Puede llevarla ahora; los resultados estarán disponibles en una hora.
Lu Youting no le dio un mal rato al médico y asintió para que se fuera.
Lu Yanbai también escuchó lo que dijo el médico, y preguntó ansiosamente:
—Papi, ¿Mami está bien?
Jian Si lo reconoció instantáneamente como Lu Yanbai, no Chenbao, y no pudo evitar frotar su pequeña cabeza, diciendo suavemente:
—Mami está bien.
Ve a la sala, y te buscaré después del examen.
Lu Yanbai todavía no estaba tranquilo.
—¿Estás segura de que realmente está bien?
Jian Si asintió, asegurándole sinceramente:
—¡Mami es profesora; conozco mi condición mejor que nadie!
Estoy realmente bien, no te preocupes.
Tranquilizado por sus palabras, Lu Yanbai finalmente se fue.
Lu Youting hábilmente acompañó a Jian Si para el examen.
“””
Los resultados salieron rápidamente; no había hemorragia interna, solo una conmoción cerebral moderada y algunas lesiones externas.
Necesitaba hospitalización y medicación por unos días, pero si nada inesperado ocurría, podría ser dada de alta en una semana.
Una vez que quedó claro que Jian Si no estaba en peligro de muerte, Lu Youting finalmente respiró aliviado y entregó a Jian Si a Lu Yanbai.
—Xiao Bai, cuida bien de Mami por Papi.
Tengo algunas cosas que manejar, ¡pero vendré más tarde para unirme a ustedes!
Lu Yanbai no hizo más preguntas y prometió seriamente:
—Papi, quédate tranquilo, ¡cuidaré bien de Mami!
Lu Youting asintió satisfecho y salió de la sala.
Una hora después, llevó a Lu Ya a un sótano donde Liu Tao y otros estaban detenidos.
El sótano estaba completamente oscuro, con un fuerte olor a moho persistente en el aire; Lu Ya con desdén se cubrió la nariz y la boca con la mano.
Lu Youting, imperturbable, caminó directamente hacia adentro.
El guardaespaldas que vigilaba a Liu Tao y los demás inmediatamente ofreció a Lu Youting una silla.
Lu Youting se sentó.
Llevaba una camisa negra a rayas ese día; con algunos botones superiores desabrochados, destacando su sombrío y apuesto rostro como un oscuro Yama.
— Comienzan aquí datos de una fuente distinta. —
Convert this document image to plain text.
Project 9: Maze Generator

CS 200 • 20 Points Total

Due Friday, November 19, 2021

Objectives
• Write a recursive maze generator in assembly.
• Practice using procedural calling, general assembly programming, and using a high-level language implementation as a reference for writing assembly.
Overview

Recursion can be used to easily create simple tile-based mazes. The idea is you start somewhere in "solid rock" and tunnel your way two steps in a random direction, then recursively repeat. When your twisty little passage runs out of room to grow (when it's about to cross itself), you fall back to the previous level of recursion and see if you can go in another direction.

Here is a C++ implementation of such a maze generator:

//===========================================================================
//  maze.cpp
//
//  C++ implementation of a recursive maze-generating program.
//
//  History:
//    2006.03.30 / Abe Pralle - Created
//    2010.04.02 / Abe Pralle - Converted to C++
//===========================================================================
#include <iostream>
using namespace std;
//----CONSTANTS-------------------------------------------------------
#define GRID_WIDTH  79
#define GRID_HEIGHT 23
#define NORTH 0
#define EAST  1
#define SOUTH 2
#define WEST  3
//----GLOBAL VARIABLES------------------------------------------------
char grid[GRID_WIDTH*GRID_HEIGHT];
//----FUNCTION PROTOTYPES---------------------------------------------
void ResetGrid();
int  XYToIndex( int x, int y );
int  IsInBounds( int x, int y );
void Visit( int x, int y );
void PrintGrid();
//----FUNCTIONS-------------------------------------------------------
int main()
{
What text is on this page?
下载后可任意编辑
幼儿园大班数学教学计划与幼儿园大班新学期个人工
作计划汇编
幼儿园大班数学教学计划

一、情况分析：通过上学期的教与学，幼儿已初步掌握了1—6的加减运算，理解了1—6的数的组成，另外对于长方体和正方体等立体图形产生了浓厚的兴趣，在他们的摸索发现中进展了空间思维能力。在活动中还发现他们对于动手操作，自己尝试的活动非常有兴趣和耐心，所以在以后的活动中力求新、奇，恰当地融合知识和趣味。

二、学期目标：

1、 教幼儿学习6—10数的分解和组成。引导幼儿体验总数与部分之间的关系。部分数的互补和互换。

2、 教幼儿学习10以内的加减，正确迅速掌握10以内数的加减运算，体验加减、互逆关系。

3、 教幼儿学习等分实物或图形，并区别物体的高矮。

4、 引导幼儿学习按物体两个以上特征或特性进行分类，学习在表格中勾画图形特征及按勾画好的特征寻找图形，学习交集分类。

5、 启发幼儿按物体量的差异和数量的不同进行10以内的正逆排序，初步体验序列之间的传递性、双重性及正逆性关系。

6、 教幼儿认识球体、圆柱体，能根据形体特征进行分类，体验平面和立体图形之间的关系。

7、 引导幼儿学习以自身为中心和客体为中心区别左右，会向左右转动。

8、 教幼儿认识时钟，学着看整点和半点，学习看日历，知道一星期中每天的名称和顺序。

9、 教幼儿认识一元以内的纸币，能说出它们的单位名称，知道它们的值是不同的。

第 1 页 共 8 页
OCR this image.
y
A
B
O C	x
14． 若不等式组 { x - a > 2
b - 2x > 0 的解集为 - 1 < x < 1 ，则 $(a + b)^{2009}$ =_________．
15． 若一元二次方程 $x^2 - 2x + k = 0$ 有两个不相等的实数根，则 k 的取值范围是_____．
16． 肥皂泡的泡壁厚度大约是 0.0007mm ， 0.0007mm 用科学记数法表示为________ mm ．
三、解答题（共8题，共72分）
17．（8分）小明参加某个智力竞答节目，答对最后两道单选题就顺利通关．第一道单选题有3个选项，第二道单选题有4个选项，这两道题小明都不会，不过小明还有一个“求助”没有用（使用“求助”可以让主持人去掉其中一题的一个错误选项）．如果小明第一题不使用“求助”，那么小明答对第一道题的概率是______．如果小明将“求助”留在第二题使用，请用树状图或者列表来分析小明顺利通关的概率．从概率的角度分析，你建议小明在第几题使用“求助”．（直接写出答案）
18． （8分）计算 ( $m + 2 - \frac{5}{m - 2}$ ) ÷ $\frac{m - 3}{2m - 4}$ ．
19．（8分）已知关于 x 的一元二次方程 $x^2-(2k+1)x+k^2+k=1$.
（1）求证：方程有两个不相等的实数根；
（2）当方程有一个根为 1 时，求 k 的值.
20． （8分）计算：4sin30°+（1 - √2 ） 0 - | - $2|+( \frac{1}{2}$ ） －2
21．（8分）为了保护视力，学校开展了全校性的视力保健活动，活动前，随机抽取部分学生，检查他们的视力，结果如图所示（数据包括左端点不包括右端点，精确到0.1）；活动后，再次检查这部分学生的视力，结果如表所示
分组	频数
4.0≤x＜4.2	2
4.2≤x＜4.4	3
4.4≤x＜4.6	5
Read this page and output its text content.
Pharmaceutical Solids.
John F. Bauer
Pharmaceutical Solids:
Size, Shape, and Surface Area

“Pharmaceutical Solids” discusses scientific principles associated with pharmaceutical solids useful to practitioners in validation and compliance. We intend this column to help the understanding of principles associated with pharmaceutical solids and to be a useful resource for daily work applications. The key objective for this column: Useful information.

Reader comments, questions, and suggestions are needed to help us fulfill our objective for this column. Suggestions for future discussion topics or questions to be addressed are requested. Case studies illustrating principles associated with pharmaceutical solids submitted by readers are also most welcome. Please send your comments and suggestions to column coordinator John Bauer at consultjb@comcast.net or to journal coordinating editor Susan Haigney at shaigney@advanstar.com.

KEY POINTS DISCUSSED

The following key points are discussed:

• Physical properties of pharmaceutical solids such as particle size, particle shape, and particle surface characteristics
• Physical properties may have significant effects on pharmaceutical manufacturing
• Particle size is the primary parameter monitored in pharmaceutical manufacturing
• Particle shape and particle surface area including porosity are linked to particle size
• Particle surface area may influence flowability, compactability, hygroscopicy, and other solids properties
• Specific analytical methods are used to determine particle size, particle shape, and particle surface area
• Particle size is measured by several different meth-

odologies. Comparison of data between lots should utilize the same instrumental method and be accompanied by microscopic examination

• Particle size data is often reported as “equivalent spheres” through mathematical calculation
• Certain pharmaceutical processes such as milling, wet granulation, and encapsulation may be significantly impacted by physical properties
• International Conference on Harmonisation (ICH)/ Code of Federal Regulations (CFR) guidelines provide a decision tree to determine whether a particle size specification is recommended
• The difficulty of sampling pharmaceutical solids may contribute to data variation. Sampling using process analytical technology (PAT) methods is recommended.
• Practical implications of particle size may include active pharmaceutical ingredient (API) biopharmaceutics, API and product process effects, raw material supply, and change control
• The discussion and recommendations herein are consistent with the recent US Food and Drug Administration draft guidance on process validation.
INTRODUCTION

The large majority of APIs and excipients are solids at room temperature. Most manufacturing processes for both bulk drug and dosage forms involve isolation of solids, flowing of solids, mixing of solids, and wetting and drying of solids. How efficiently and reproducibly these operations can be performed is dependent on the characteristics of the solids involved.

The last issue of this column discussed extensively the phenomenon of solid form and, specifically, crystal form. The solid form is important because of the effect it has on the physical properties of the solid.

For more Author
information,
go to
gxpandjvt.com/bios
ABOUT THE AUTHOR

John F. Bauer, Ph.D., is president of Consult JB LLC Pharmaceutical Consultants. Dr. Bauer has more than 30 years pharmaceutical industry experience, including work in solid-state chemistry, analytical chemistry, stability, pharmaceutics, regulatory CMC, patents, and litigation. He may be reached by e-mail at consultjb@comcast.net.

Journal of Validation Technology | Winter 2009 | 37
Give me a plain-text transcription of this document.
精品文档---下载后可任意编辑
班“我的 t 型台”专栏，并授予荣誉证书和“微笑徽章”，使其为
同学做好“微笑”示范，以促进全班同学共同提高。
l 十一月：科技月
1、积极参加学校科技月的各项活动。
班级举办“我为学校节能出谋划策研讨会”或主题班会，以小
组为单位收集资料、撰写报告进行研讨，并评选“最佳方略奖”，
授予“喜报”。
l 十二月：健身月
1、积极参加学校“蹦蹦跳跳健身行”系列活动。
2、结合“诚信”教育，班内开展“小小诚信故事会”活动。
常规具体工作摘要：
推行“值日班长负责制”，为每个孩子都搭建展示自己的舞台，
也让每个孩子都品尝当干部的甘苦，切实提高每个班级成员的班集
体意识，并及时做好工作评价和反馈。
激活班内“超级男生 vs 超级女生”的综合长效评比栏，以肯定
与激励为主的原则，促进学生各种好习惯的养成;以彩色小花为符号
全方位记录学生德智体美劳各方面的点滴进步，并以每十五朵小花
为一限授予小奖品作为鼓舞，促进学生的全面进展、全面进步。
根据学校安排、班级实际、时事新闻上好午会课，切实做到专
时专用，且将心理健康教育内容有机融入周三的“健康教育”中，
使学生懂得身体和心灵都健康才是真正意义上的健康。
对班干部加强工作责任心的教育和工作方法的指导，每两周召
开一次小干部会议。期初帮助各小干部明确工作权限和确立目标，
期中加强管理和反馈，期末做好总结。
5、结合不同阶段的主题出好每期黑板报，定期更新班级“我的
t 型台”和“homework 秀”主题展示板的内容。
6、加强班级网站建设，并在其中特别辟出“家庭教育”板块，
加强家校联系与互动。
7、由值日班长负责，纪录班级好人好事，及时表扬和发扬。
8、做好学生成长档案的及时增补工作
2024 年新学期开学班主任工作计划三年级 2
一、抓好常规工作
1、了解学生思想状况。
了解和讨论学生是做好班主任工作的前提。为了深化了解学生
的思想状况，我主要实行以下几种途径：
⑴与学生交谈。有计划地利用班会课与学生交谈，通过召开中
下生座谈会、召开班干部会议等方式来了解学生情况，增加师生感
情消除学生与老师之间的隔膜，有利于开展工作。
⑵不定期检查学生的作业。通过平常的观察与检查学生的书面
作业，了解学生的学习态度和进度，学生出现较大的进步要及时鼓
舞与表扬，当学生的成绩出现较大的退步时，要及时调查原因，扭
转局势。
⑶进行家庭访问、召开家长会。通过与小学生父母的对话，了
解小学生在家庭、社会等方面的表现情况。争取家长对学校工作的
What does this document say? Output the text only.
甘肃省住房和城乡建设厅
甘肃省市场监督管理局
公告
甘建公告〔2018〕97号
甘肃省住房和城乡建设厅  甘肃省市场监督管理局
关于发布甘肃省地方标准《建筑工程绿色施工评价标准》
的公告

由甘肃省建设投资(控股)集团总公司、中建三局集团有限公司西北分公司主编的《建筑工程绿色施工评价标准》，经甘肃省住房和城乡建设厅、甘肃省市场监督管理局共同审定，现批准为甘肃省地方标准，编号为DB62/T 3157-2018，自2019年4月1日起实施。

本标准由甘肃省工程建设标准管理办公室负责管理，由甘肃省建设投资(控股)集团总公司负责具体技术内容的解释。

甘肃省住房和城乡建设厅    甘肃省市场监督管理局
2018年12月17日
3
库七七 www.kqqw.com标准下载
Liu Tao y los demás fueron traídos, incluido el superior inmediato de Liu Tao y la mujer con cicatrices que había sido apuñalada y gravemente herida por Jian Si.
En total, cinco personas.
Las largas piernas de Lu Youting cruzadas, su mano derecha girando el Anillo de Jade en su pulgar izquierdo, su apuesto rostro envuelto en oscuridad, haciendo difícil para otros verlo claramente.
Liu Tao, magullado por la paliza, reconoció por la complexión de Lu Youting que era el hombre que lo había atacado ese día.
Se enfureció, levantándose para vengarse de Lu Youting.
—Hijo de puta, atacando por la espalda, ¿qué clase de hombre hace eso?
Pelea conmigo uno a uno si tienes agallas.
Te haré inclinarte y llamarme abuelo hoy, o mi apellido no es Liu.
Sus arrogantes palabras aterrorizaron al guardaespaldas cercano hasta sudar frío.
Los delgados labios de Lu Youting se curvaron en una sonrisa perfecta mientras pronunciaba las palabras más despiadadas y brutales:
—¡Córtenle las manos!
Con eso, Liu Tao se estremeció violentamente.
—¿Quién te crees que eres?
Soy policía, un agente de la ley, ¿te has molestado en verificar quién me respalda?
Si te atreves a tocarme, ¡me aseguraré de que te arrepientas!
En la oscuridad, Lu Youting levantó una ceja.
—¿Respaldo?
¿Quién te respalda?
Liu Tao dijo con arrogancia:
—Te asustaría de muerte si te lo dijera.
Lu Youting enganchó la esquina de su boca juguetonamente, sus delgados labios separándose ligeramente mientras pronunciaba fríamente dos palabras:
—¡Háganlo!
Los guardaespaldas obedecieron la orden, cada uno agarrando uno de los brazos de Liu Tao.
Liu Tao no esperaba que la otra parte se atreviera a ponerle las manos encima después de su advertencia, y tembló incontrolablemente de miedo.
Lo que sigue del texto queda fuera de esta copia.